Go big or go home. Gain a profit or you’re a failure. Do whatever it takes to succeed. Mottos like these have constantly influenced people living in capitalist societies. These mindsets lead to big businesses taking advantage of their employees and companies doing whatever they can to skyrocket sales. This mindset has also expanded to other parts of life, including religion.
Megachurches are simply defined as Christian churches with over two thousand members, but they have continued to represent more. Charismatic and well spoken leaders of megachurches often unite religious beliefs with the modern era, utilizing the massive profits they make to stay up-to-date with the best technology to spread their beliefs and their worship.
The problem with megachurches often relates to the money they make and what they do with it. In 2017, a famous megachurch preacher, Joel Osteen, closed the doors of his church to residents who were displaced by Hurricane Harvey. When asked about it, the church made a false claim that it was flooded. It took four days of backlash for them to allow people to take shelter inside.
Controversies like this, along with the typical evangelical form of Christianity that megachurches often promote have caused backlashes against institutions like these. Many people believe that religion is sacred and that megachurches warp it because of the capitalist mindset.
Of all things within capitalism to worry about, megachurches should be low on the list. Morally, it’s wrong to exploit worship and gain millions from it, and it’s even worse to use church profits for personal gain, but it’s not that bad. Megachurches still give people faith. They provide a place of worship and they provide something to believe in. Other exploitative parts of capitalism don’t even do that.
Morally, it’s wrong to exploit worship and gain millions from it, and it’s even worse to use church profits for personal gain, but … megachurches still give people faith.

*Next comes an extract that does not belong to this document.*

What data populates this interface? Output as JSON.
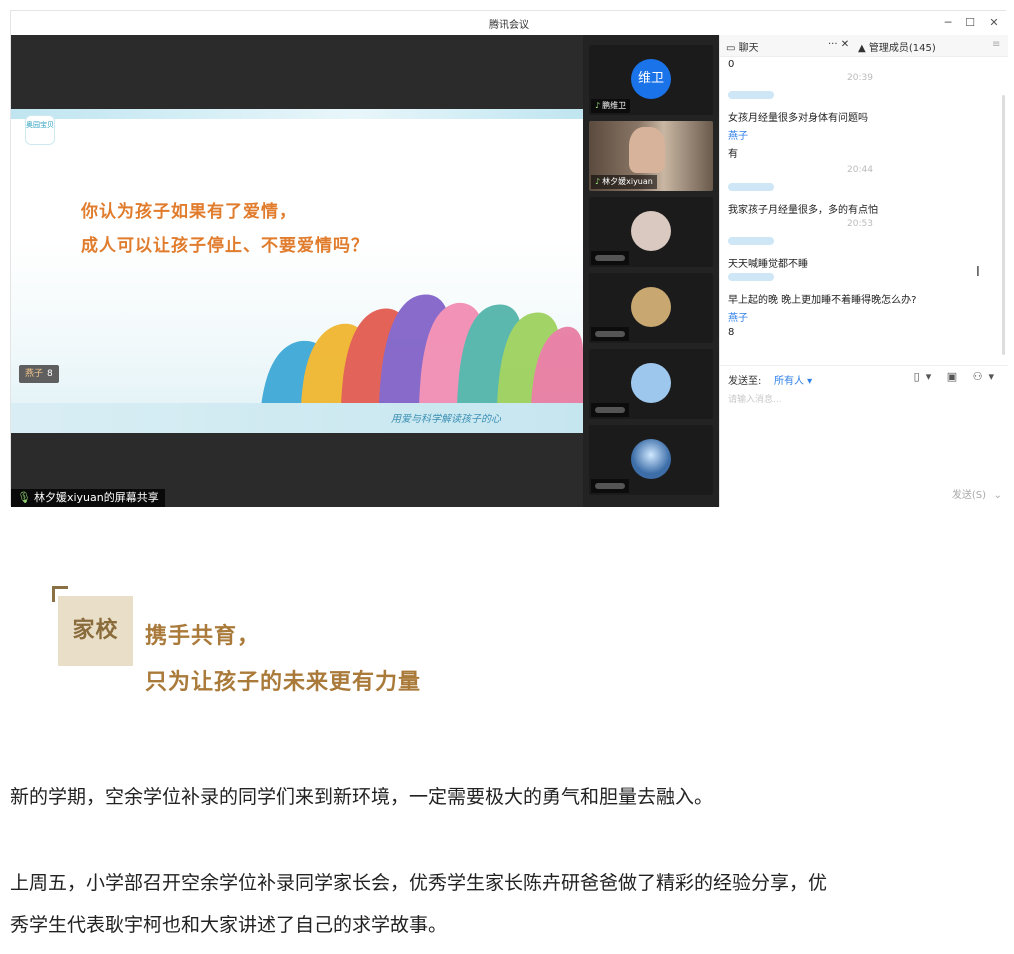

Megachurches don’t deserve the intense amount of scrutiny they get. Instead, people should be paying more attention to any of the number of growing national or international crisis. There is an epidemic of homelessness that continues to get worse due to higher housing costs that aren’t met with increased wages. The system punishes everybody except for the rich, taking away food, healthcare, and housing, eventually leaving most people in debt and struggling to survive.
The issue of a capitalistic society structured around profit over well-being is what more activism needs to focus on. All too often, activists in places like Berkeley focus on issues that are just by-products of the system we live in. By focusing efforts on things like megachurches, people are only addressing a smaller part of a larger problem. Getting a single megachurch preacher to donate some money to charity does not matter nearly as much as redistribution of wealth or equitable taxes.
Ultimately, megachurches are not necessarily bad. Having a large congregation of people who are all finding faith together can be incredible. It only gets bad when a warped mindset influenced by capitalism causes a leader to make self-serving and greedy decisions that take advantage of their congregation. By looking at the deeper issues that lead to these types of mindsets, a more permanent solution could occur. Activism needs to focus on the system, not on the system’s by-products.